Dans ce contexte, la promotion d’un droit d’ingérence risque bien d’être assimilée au retour à la politique de la canonnière qu’avait précisément voulu éradiquer les auteurs de la Charte des Nations unies, notamment latino-américains.

Mario Bettati
L’intervention au Kosovo est et n’est pas du droit d’ingérence humanitaire. D’abord, personne ne conteste que le régime serbe est coupable sur son territoire de graves violations des droits de l’homme au Kosovo. Elles fondent une ingérence judiciaire, et l’inculpation récente de cinq de ses dirigeants par le Tribunal pénal international pour l’ex-Yougoslavie le confirme avec éclat. Ensuite, la forme de cette intervention a reçu une acceptation implicite de la communauté internationale. D’une part, par 12 voix sur 15, le Conseil de sécurité a refusé le 26 mars 1999 de condamner les frappes aériennes. D’autre part, le 16 avril, la Commission des droits de l’homme de l’ONU, par 44 voix sur 51, a condamné «l’épuration ethnique» alors que les adversaires de cette condamnation avaient souligné qu’elle vaudrait à leurs yeux légitimation des frappes. Ces deux votes leur donnaient donc une légitimité implicite. Enfin, cette intervention n’est pas unilatérale, comme l’était une classique opération coloniale, mais multilatérale.
Cependant, l’exercice du droit d’ingérence humanitaire vise à aller porter secours aux victimes. D’abord en retenant la main du bourreau. Or, non seulement elles n’ont pas été protégées mais la main du bourreau s’est faite de plus en plus lourde: la finalité annoncée de l’intervention et la finalité obtenue sont aux antipodes. Ensuite, en assurant le libre accès aux victimes pour les secourir. Or, aucune organisation humanitaire n’a pu mettre les pieds au Kosovo ou en Serbie. Enfin, ce libre accès n’est toujours pas assuré par un accompagnement armé des secours, donc, en ce cas, une intervention au sol.

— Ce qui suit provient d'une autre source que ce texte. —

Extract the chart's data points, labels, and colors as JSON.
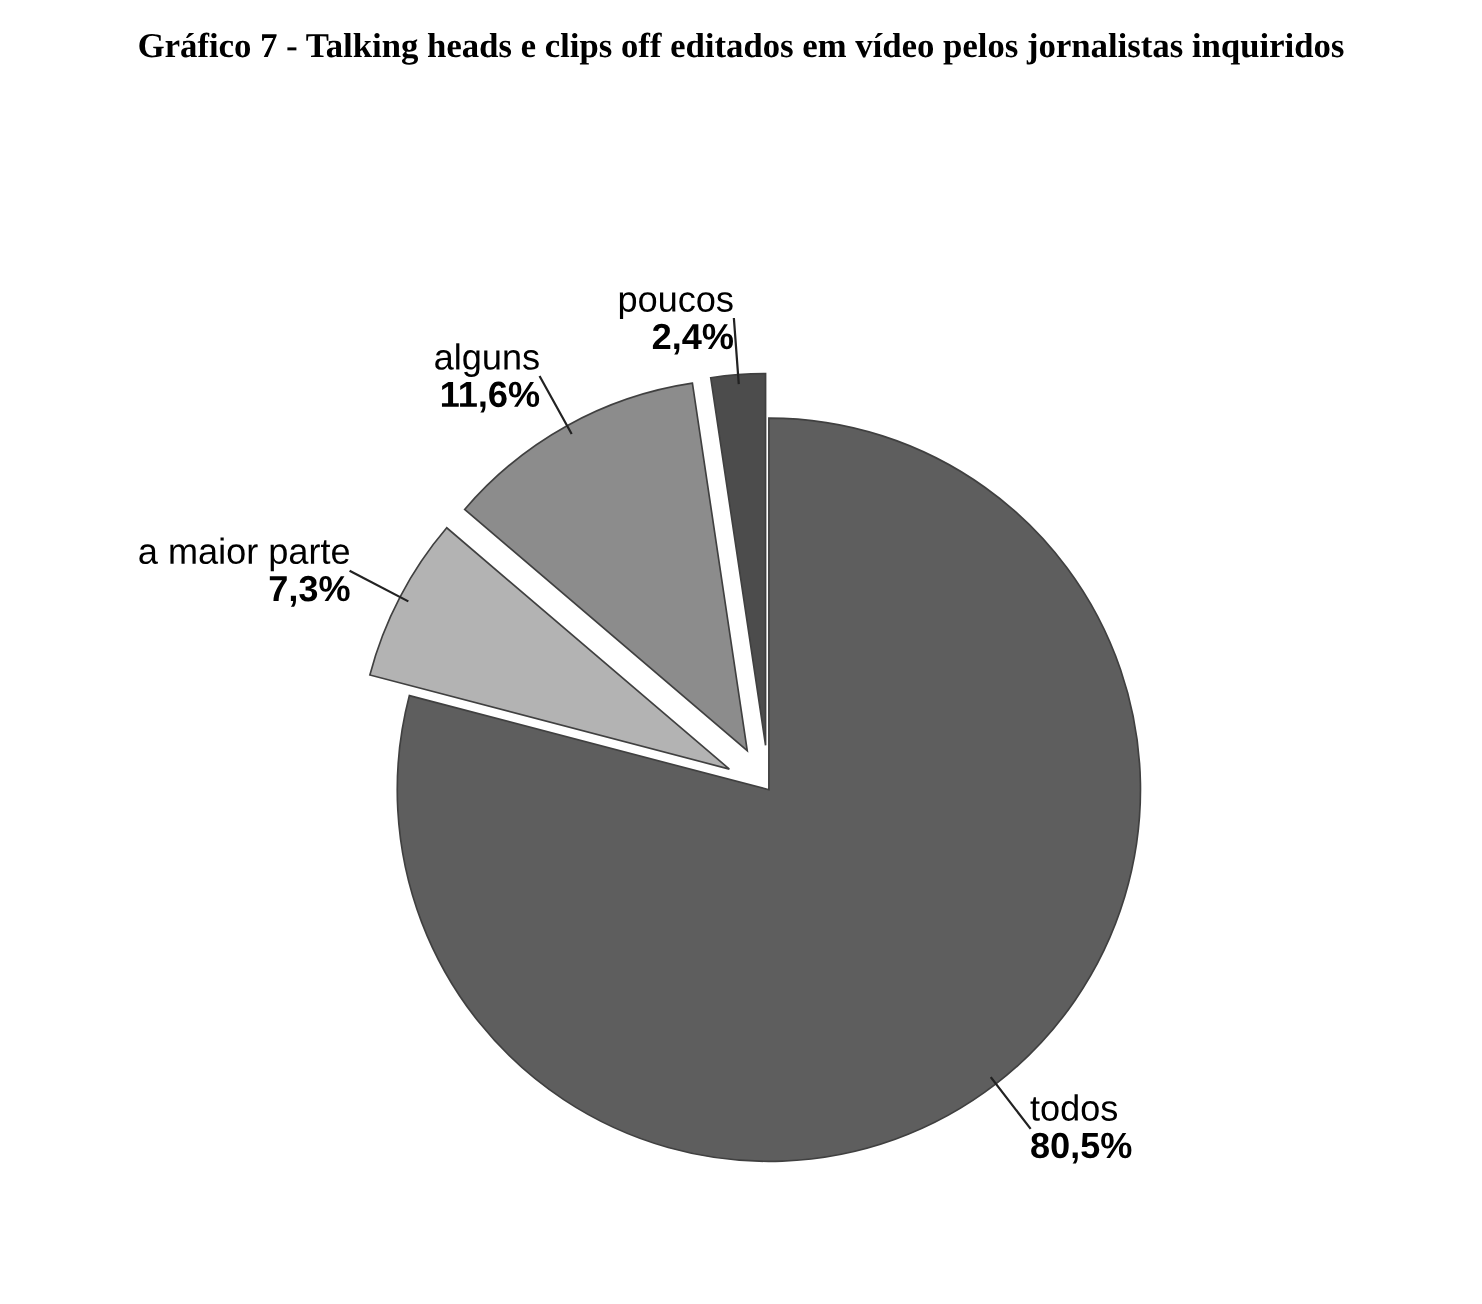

En conclusion, le précédent du Kosovo a fait progresser le droit d’ingérence avec l’inculpation, pour la première fois, d’un chef d’Etat en exercice. Il a aussi fait prendre conscience que le droit d’ingérence humanitaire était nécessaire, mais il a révélé que sur le terrain les demi-mesures actuelles donnent une vision imparfaite, voire erronée, de son exercice. En bref, sa jouissance a gagné en popularité, son exercice auprès des population a buté sur des obstacles politiques.